Corporations, People, Rights, and Values

Apparently corporations are people, with first-amendment rights to participate in electoral campaigns, just like anyone else. True, they are treated in some ways as people, a way to limit the liability of Boards of Directors for their actions. This is important: it's probably one of the reasons for the popularity of corporations as a way of organizing business.

But look, corporations are collections of people. They are made up of workers and shareholders, in whom the true personhood and the rights associated with it are properly lodged. One of the arguments corporations used about income taxation, if I remember my economic history correctly, is that they are actually not people themselves, because look, they belong to these people who also pay taxes, so any tax on their corporate "personal" income would be a second tax on top of the tax the actual humans behind them pay. We ended up with a system that taxed corporate income at a lower rate, and not all of it, in effect asking them to pay for the privilege of being considered people under the law.

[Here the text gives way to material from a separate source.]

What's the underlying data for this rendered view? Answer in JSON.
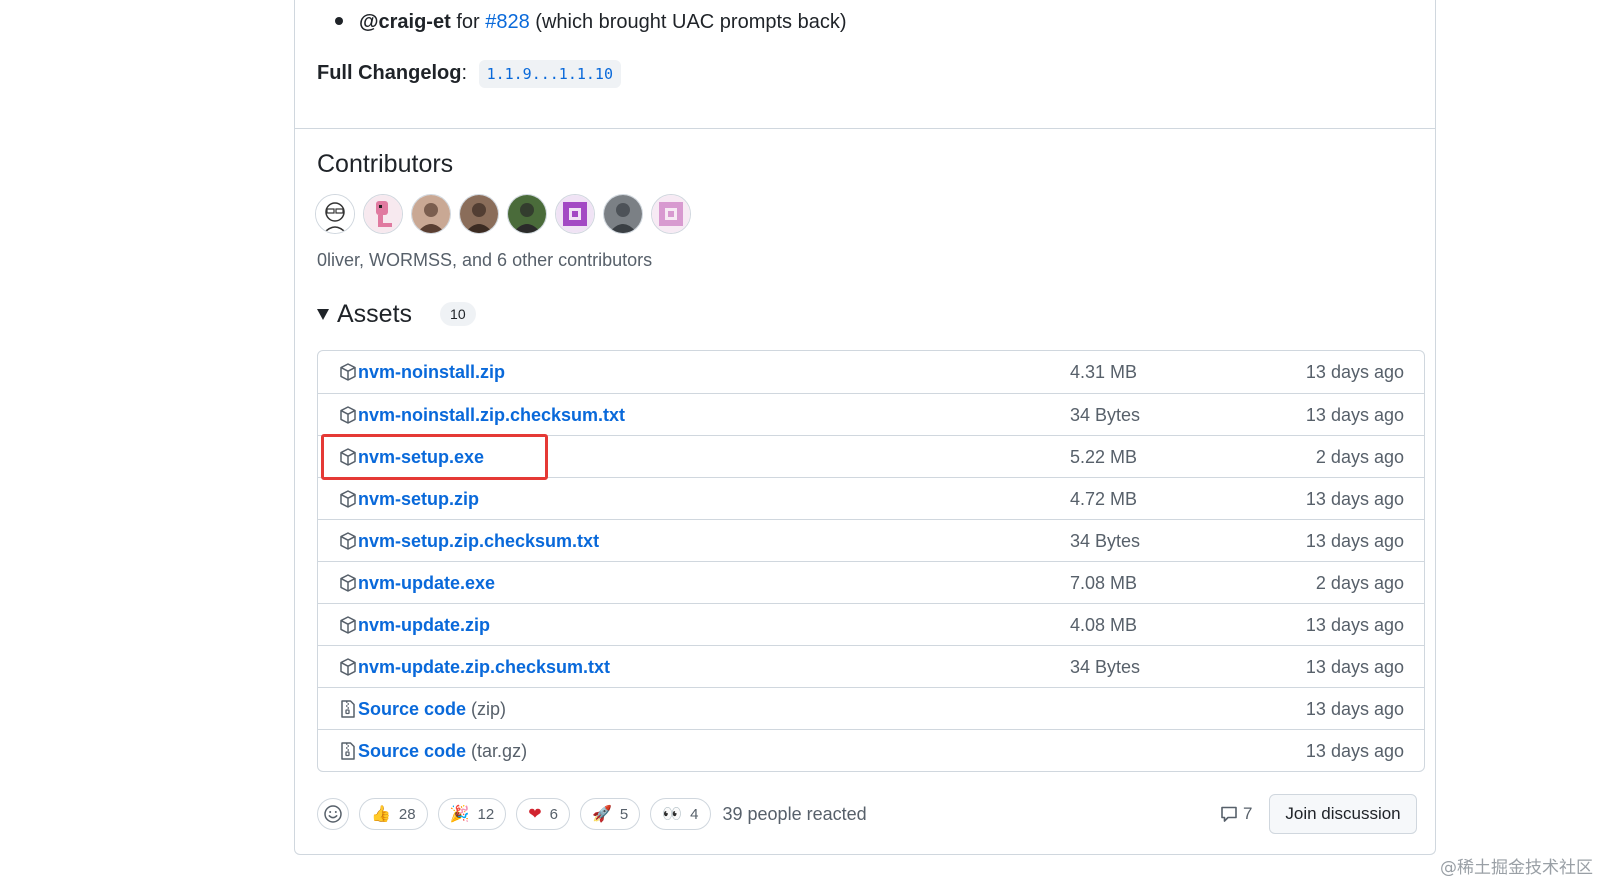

So for some purposes, corporations are people, but for taxation, they are not. I say, the right of using money to talk in political campaigns should be like the taxation thing. The people who make up the corporations have the right to express themselves. Having the corporation do it too is double expression, just as taxing corporate income is double taxation.

Should people who own corporate shares have double expression? That doesn't square with my values. In citizenship, it should be one person, one voice. That way, I get to say what I think, and I don't have to worry about whether the corporations in which I own stock say what I think or something else. It's more efficient, and it's the right thing to do.

2 comments:

Bill Baar said...

The have double taxes..once as corporations, once as individuals.

So double voice sort of makes sense.

RevMary said...

There's only one tax on the corporation itself. I say get rid of that and pass all the income through to be taxed as individual income by the shareholders.